2. Fort Mountain also argues that the trial court erred in finding that the Keiths had acquired title to the strip through adverse possession. The special master found that adverse possession of the strip by the Keiths and their predecessors in title was shown, in part, by Fort Mountain's use of the strip, which inured to the benefit of Fort Mountain's landlord, i.e., the Keiths and their predecessors in title. Fort Mountain contends that this is error.

"A tenant cannot originate adverse [possession] in his landlord's favor where the lease does not expressly or impliedly include the easement. [Cit.] Use by the tenant inures to the landlord's benefit if it expressly or impliedly includes the easement. [Cit.]" Olsen v. Noble, 209 Ga. 899, 905, 76 S.E.2d 775 (1953). Fort Mountain argues that because its lease specified only the tracts adjoining the strip on both sides, its use of the strip did not inure to its landlord's benefit. But there was evidence that the strip was impliedly included in the lease. The strip, together with the adjoining lots, was used as one tract of land by Fort Mountain's original landlord, A.J. Keith, the Keiths' predecessor in title, for farming. And there was evidence that Fort Mountain also used the strip and adjoining lots as one tract and did not use the strip merely for ingress and egress. In fact, there was evidence that showed, and the special master found, that during the lease period, Fort Mountain used the strip in a manner so as to actually obstruct ingress and egress by storing lumber on the strip. Thus, there was evidence from which the special master could find that the bounds of the lease impliedly included the strip, see Concept Capital Corp. v. DeKalb County, 255 Ga. 452(1), 339 S.E.2d 583 (1986), and under such a finding, Fort Mountain's use of the strip did inure to the landlord's benefit.

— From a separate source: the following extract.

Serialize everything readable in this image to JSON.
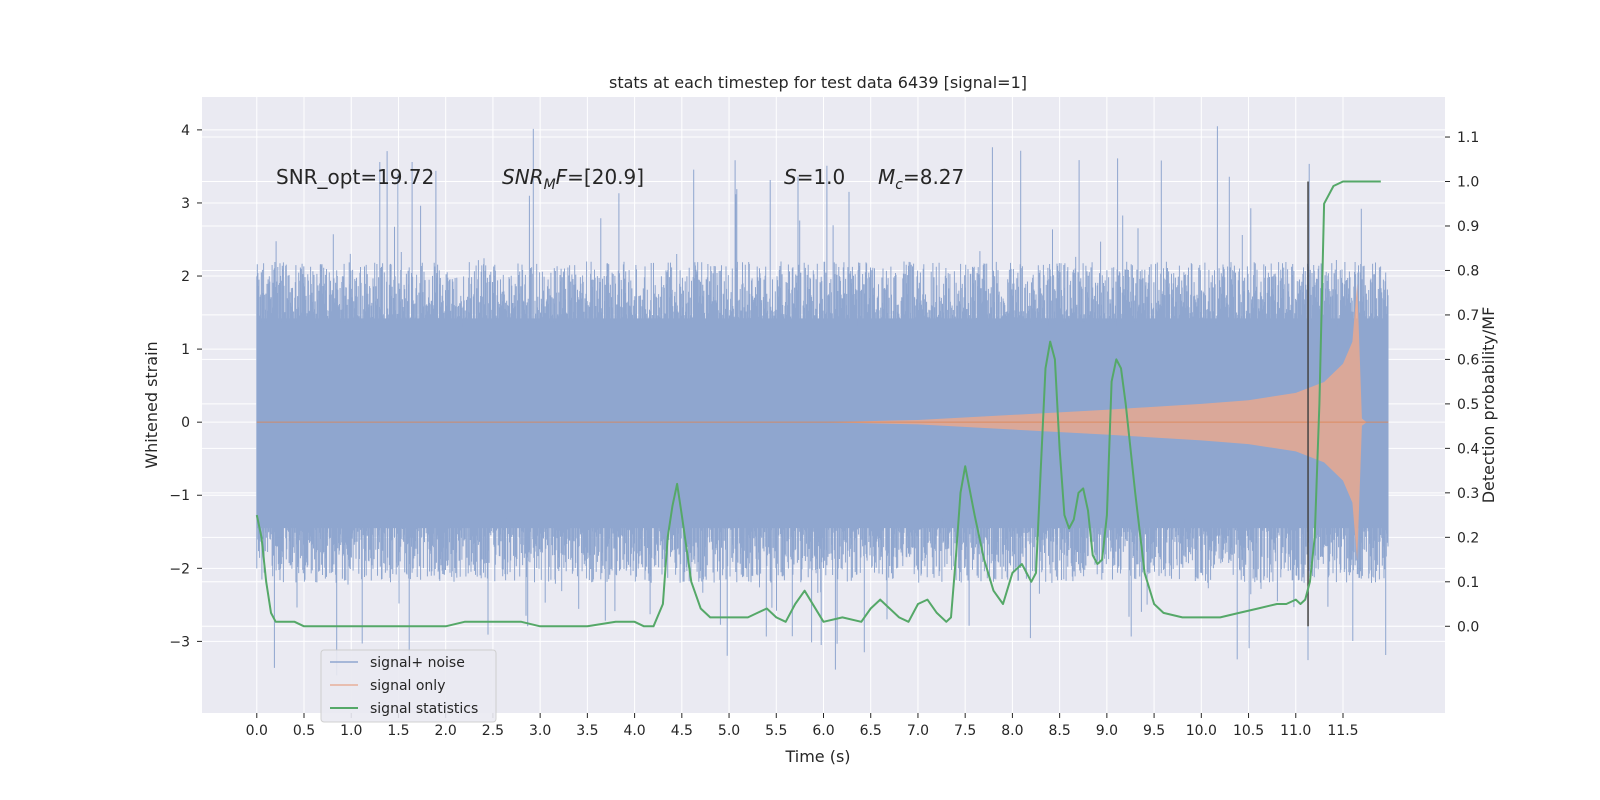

Further, if, as Fort Mountain contends, the strip appears on a recorded plat as a road, see Division 1, supra, then, as that road has not been accepted by the City, the title to that road would rest in the adjacent lots; i.e., those owned by the Keiths and leased to Fort Mountain. See Tietjen, supra at 699(9), 151 S.E. 349. See also Fessenden v. Parrigin, 228 Ga. 61, 62-63, 183 S.E.2d 771 (1971). Thus, Fort Mountain's lease of those lots would include the strip.

3. Finally, Fort Mountain contends that the Keiths failed to show adverse possession because they failed to show a chain of title sufficiently far into the past.[2] However, it did not raise this issue until its amended motion for new trial and appellate review is waived. See Williamson v. Harvey Smith, Inc., 246 Ga.App. 745, 747-748(2), 542 S.E.2d 151 (2000); KDS Properties v. Sims, 234 Ga.App. 395, 399(4), 506 S.E.2d 903 (1998). When, as here, no demand for a jury trial is made, the special master is the finder of fact. See OCGA § 23-3-66; Thornton v. REB Properties, 237 Ga. 59, 226 S.E.2d 741 (1976). Fort Mountain had the obligation to put factual issues, such as the one it now asserts, before the factfinder; it is axiomatic that a party cannot ignore during trial what it thinks to be error, take its chance on a favorable outcome, and complain later. Rowe v. State, 266 Ga. 136, 137(2), 464 S.E.2d 811 (1996); Bolden v. Carroll, 239 Ga. 188(1), 236 S.E.2d 270 (1977).

Judgment affirmed.

All the Justices concur.

NOTES

[1] The City of Chatsworth has not appealed.

[2] The Keiths' deeds were dated between 1986 and 1996. One deed referred to the estate of A.J. Keith, and there was testimony that all the Keith deeds ultimately arose from that source.